Он потеет день, другой, неделю, и по
прошествии недели впадает в черную меланхолию, и вдобавок к пособию пропивает
аванс. И не может написать ни единого слова. Не приучен. Профессия другая. Даже
крохотного рассказика не получается. Не сочинитель он, ну фантазии не хватает:
другой склад ума. Он всю прежнюю жизнь посвятил вещам конкретным: деньги
воровал, — тут мечтательность, знаете, противопоказана. Замечтаешься — и
пожалте в загородку!
Грядет срок сдачи рукописи, звонит литагент:
кранты! Не только заработок заодно с писательской славой рухнул — но и аванс
возвращать надо! Проеден давно аванс, пропит. «Будет взыскан по суду».
Но литагент тертый, приезжает — спокойно
разбираться:
— Слушайте, вы кем работали?
— Заместителем директора Ленплодовощторга.
— Ага. Торговля. У русских не поощряется.
— Не поощряется… Н-но окупается…
— Оу? И крупное дело?
— Еще какое!
— Большие деньги, много людей?
— Еще какие деньги, дорогой мой!.. И каждому —
дай!..
— Случались интересные истории?
— Да еще какие истории!
— Вы преследовались советскими властями?
— Упаси Бог! У меня всегда комар носу не
подточит!
Агент — недоволен:
— Но вы, наверное, боялись пострадать?
— Да уж инфаркт нажил.
— Могли серьезно наказать? За что?
— За что угодно! За все. Могли вообще
расстрелять.
— Оу? — просветлел агент. — Так какого черта?
Пишите книгу о своей жизни и работе. За что могли расстрелять. Посмотрим.
И под угрозой отбирания аванса и впадения в
полное ничтожество бывший замдиректора целит неумелым пальцем в клавиши, потеет
от умственного усилия и начинает стучать:
«Я приехал в Ленинград 19 июня 1962 года. Из
Днепропетровска. На Витебский вокзал. В 9.32 утра.
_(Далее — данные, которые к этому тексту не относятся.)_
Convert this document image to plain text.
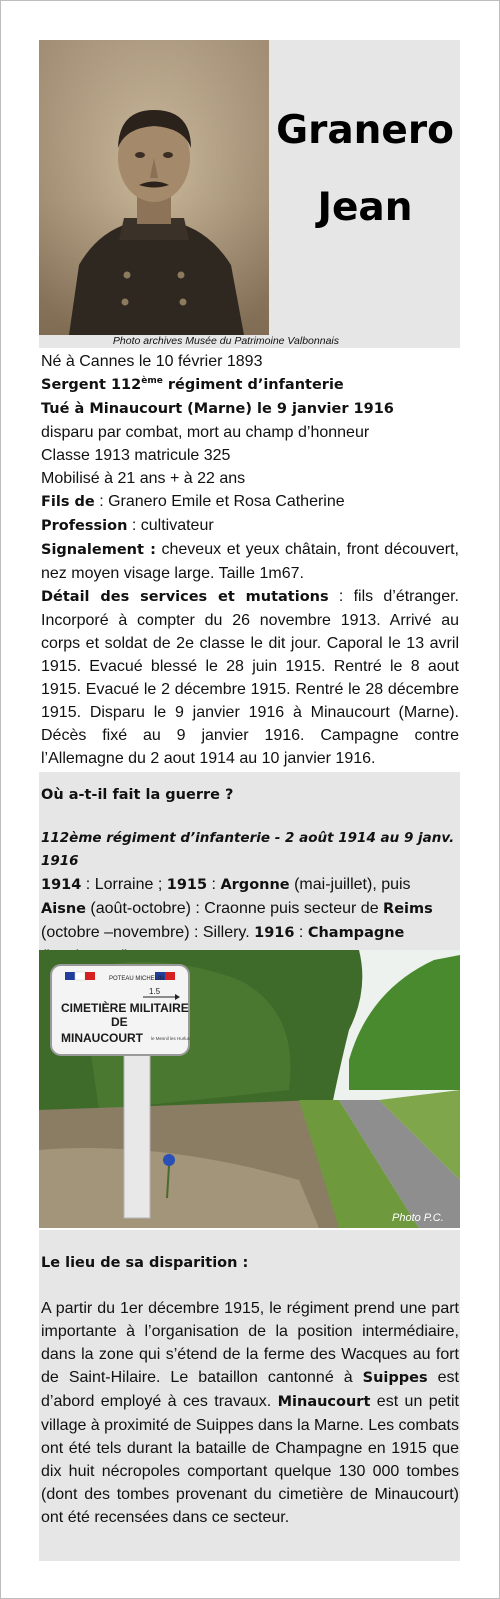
Granero
Jean
Photo archives Musée du Patrimoine Valbonnais

Né à Cannes le 10 février 1893

Sergent 112ème régiment d’infanterie

Tué à Minaucourt (Marne) le 9 janvier 1916

disparu par combat, mort au champ d’honneur

Classe 1913 matricule 325

Mobilisé à 21 ans + à 22 ans

Fils de : Granero Emile et Rosa Catherine

Profession : cultivateur

Signalement : cheveux et yeux châtain, front découvert, nez moyen visage large. Taille 1m67.

Détail des services et mutations : fils d’étranger. Incorporé à compter du 26 novembre 1913. Arrivé au corps et soldat de 2e classe le dit jour. Caporal le 13 avril 1915. Evacué blessé le 28 juin 1915. Rentré le 8 aout 1915. Evacué le 2 décembre 1915. Rentré le 28 décembre 1915. Disparu le 9 janvier 1916 à Minaucourt (Marne). Décès fixé au 9 janvier 1916. Campagne contre l’Allemagne du 2 aout 1914 au 10 janvier 1916.

Où a-t-il fait la guerre ?

112ème régiment d’infanterie - 2 août 1914 au 9 janv. 1916

1914 : Lorraine ; 1915 : Argonne (mai-juillet), puis Aisne (août-octobre) : Craonne puis secteur de Reims (octobre –novembre) : Sillery. 1916 : Champagne

POTEAU MICHELIN
1.5
CIMETIÈRE MILITAIRE
DE
MINAUCOURT le Mesnil les Hurlus
Photo P.C.
Le lieu de sa disparition :

A partir du 1er décembre 1915, le régiment prend une part importante à l’organisation de la position intermédiaire, dans la zone qui s’étend de la ferme des Wacques au fort de Saint-Hilaire. Le bataillon cantonné à Suippes est d’abord employé à ces travaux. Minaucourt est un petit village à proximité de Suippes dans la Marne. Les combats ont été tels durant la bataille de Champagne en 1915 que dix huit nécropoles comportant quelque 130 000 tombes (dont des tombes provenant du cimetière de Minaucourt) ont été recensées dans ce secteur.
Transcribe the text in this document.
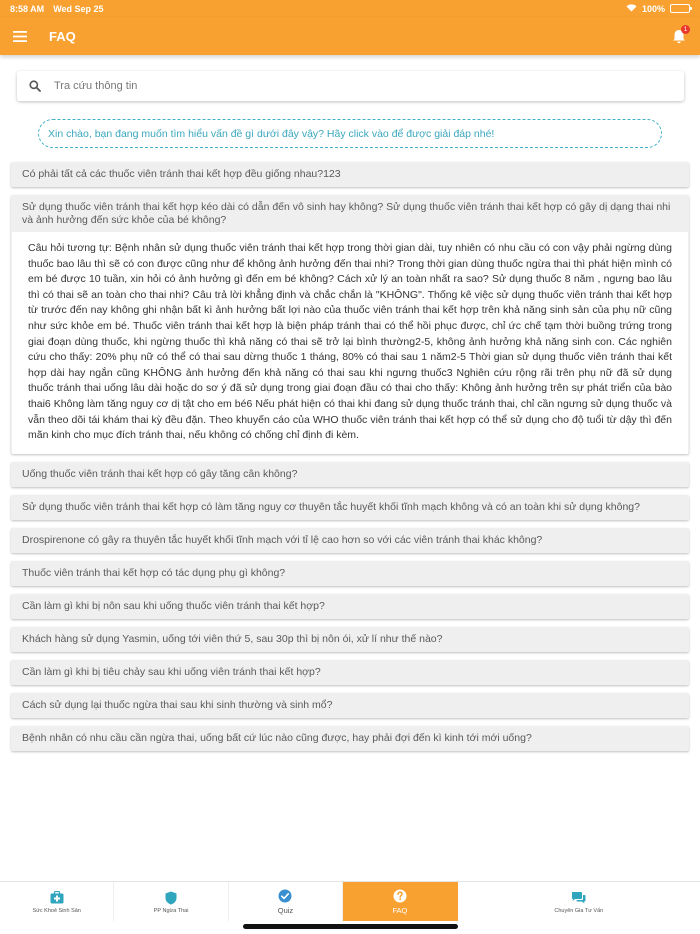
8:58 AM Wed Sep 25	100%
FAQ	1
Tra cứu thông tin
Xin chào, bạn đang muốn tìm hiểu vấn đề gì dưới đây vậy? Hãy click vào để được giải đáp nhé!
Có phải tất cả các thuốc viên tránh thai kết hợp đều giống nhau?123
Sử dụng thuốc viên tránh thai kết hợp kéo dài có dẫn đến vô sinh hay không? Sử dụng thuốc viên tránh thai kết hợp có gây dị dạng thai nhi và ảnh hưởng đến sức khỏe của bé không?
Câu hỏi tương tự: Bệnh nhân sử dụng thuốc viên tránh thai kết hợp trong thời gian dài, tuy nhiên có nhu cầu có con vậy phải ngừng dùng thuốc bao lâu thì sẽ có con được cũng như để không ảnh hưởng đến thai nhi? Trong thời gian dùng thuốc ngừa thai thì phát hiện mình có em bé được 10 tuần, xin hỏi có ảnh hưởng gì đến em bé không? Cách xử lý an toàn nhất ra sao? Sử dụng thuốc 8 năm , ngưng bao lâu thì có thai sẽ an toàn cho thai nhi? Câu trả lời khẳng định và chắc chắn là "KHÔNG". Thống kê việc sử dụng thuốc viên tránh thai kết hợp từ trước đến nay không ghi nhận bất kì ảnh hưởng bất lợi nào của thuốc viên tránh thai kết hợp trên khả năng sinh sản của phụ nữ cũng như sức khỏe em bé. Thuốc viên tránh thai kết hợp là biện pháp tránh thai có thể hồi phục được, chỉ ức chế tạm thời buồng trứng trong giai đoạn dùng thuốc, khi ngừng thuốc thì khả năng có thai sẽ trở lại bình thường2-5, không ảnh hưởng khả năng sinh con. Các nghiên cứu cho thấy: 20% phụ nữ có thể có thai sau dừng thuốc 1 tháng, 80% có thai sau 1 năm2-5 Thời gian sử dụng thuốc viên tránh thai kết hợp dài hay ngắn cũng KHÔNG ảnh hưởng đến khả năng có thai sau khi ngưng thuốc3 Nghiên cứu rộng rãi trên phụ nữ đã sử dụng thuốc tránh thai uống lâu dài hoặc do sơ ý đã sử dụng trong giai đoạn đầu có thai cho thấy: Không ảnh hưởng trên sự phát triển của bào thai6 Không làm tăng nguy cơ dị tật cho em bé6 Nếu phát hiện có thai khi đang sử dụng thuốc tránh thai, chỉ cần ngưng sử dụng thuốc và vẫn theo dõi tái khám thai kỳ đều đặn. Theo khuyến cáo của WHO thuốc viên tránh thai kết hợp có thể sử dụng cho độ tuổi từ dậy thì đến mãn kinh cho mục đích tránh thai, nếu không có chống chỉ định đi kèm.
Uống thuốc viên tránh thai kết hợp có gây tăng cân không?
Sử dụng thuốc viên tránh thai kết hợp có làm tăng nguy cơ thuyên tắc huyết khối tĩnh mạch không và có an toàn khi sử dụng không?
Drospirenone có gây ra thuyên tắc huyết khối tĩnh mạch với tỉ lệ cao hơn so với các viên tránh thai khác không?
Thuốc viên tránh thai kết hợp có tác dụng phụ gì không?
Cần làm gì khi bị nôn sau khi uống thuốc viên tránh thai kết hợp?
Khách hàng sử dụng Yasmin, uống tới viên thứ 5, sau 30p thì bị nôn ói, xử lí như thế nào?
Cần làm gì khi bị tiêu chảy sau khi uống viên tránh thai kết hợp?
Cách sử dụng lại thuốc ngừa thai sau khi sinh thường và sinh mổ?
Bệnh nhân có nhu cầu cần ngừa thai, uống bất cứ lúc nào cũng được, hay phải đợi đến kì kinh tới mới uống?
Sức Khoẻ Sinh Sản	PP Ngừa Thai	Quiz	FAQ	Chuyên Gia Tư Vấn
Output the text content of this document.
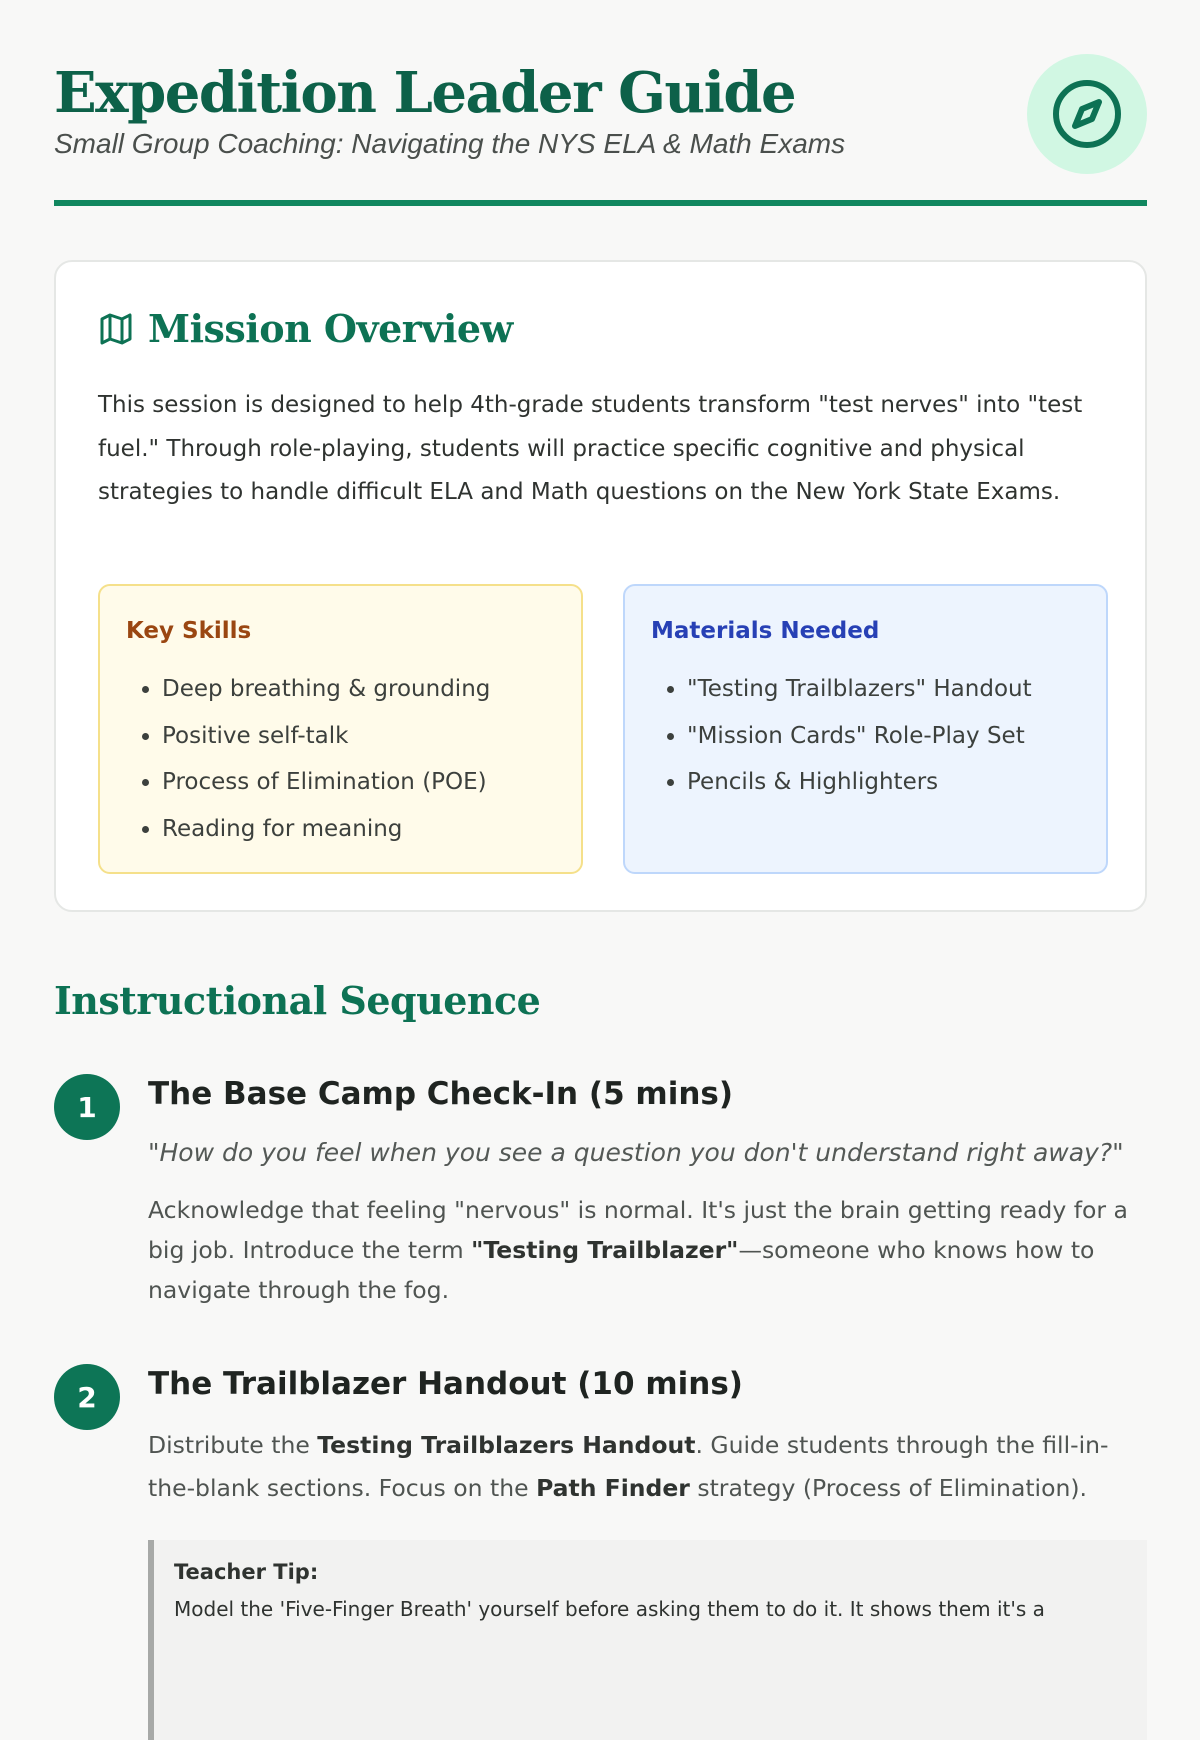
Expedition Leader Guide

Small Group Coaching: Navigating the NYS ELA & Math Exams

Mission Overview

This session is designed to help 4th-grade students transform "test nerves" into "test fuel." Through role-playing, students will practice specific cognitive and physical strategies to handle difficult ELA and Math questions on the New York State Exams.

Key Skills
• Deep breathing & grounding
• Positive self-talk
• Process of Elimination (POE)
• Reading for meaning
Materials Needed
• "Testing Trailblazers" Handout
• "Mission Cards" Role-Play Set
• Pencils & Highlighters
Instructional Sequence
1	The Base Camp Check-In (5 mins)

"How do you feel when you see a question you don't understand right away?"

Acknowledge that feeling "nervous" is normal. It's just the brain getting ready for a big job. Introduce the term "Testing Trailblazer"—someone who knows how to navigate through the fog.

2	The Trailblazer Handout (10 mins)

Distribute the Testing Trailblazers Handout. Guide students through the fill-in-the-blank sections. Focus on the Path Finder strategy (Process of Elimination).

Teacher Tip:

Model the 'Five-Finger Breath' yourself before asking them to do it. It shows them it's a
По телефону К-1-89-90 я
позвонил директору овощного магазина № 23 Петру Сергеевичу Амбарцумову и
сказал, что я от Тимофея Ивановича, Левченко. Он сказал, чтобы я подъезжал, на
троллейбусе № 9…»
И далее — с утра до вечера, трудолюбиво и
скрупулезно, выстукивал он свою биографию во всех нюансах, славный путь от
помощника продавца до замдиректора объединения. Фантазии у него, может,
действительно не было, зато память — профессиональная, тверже алмаза.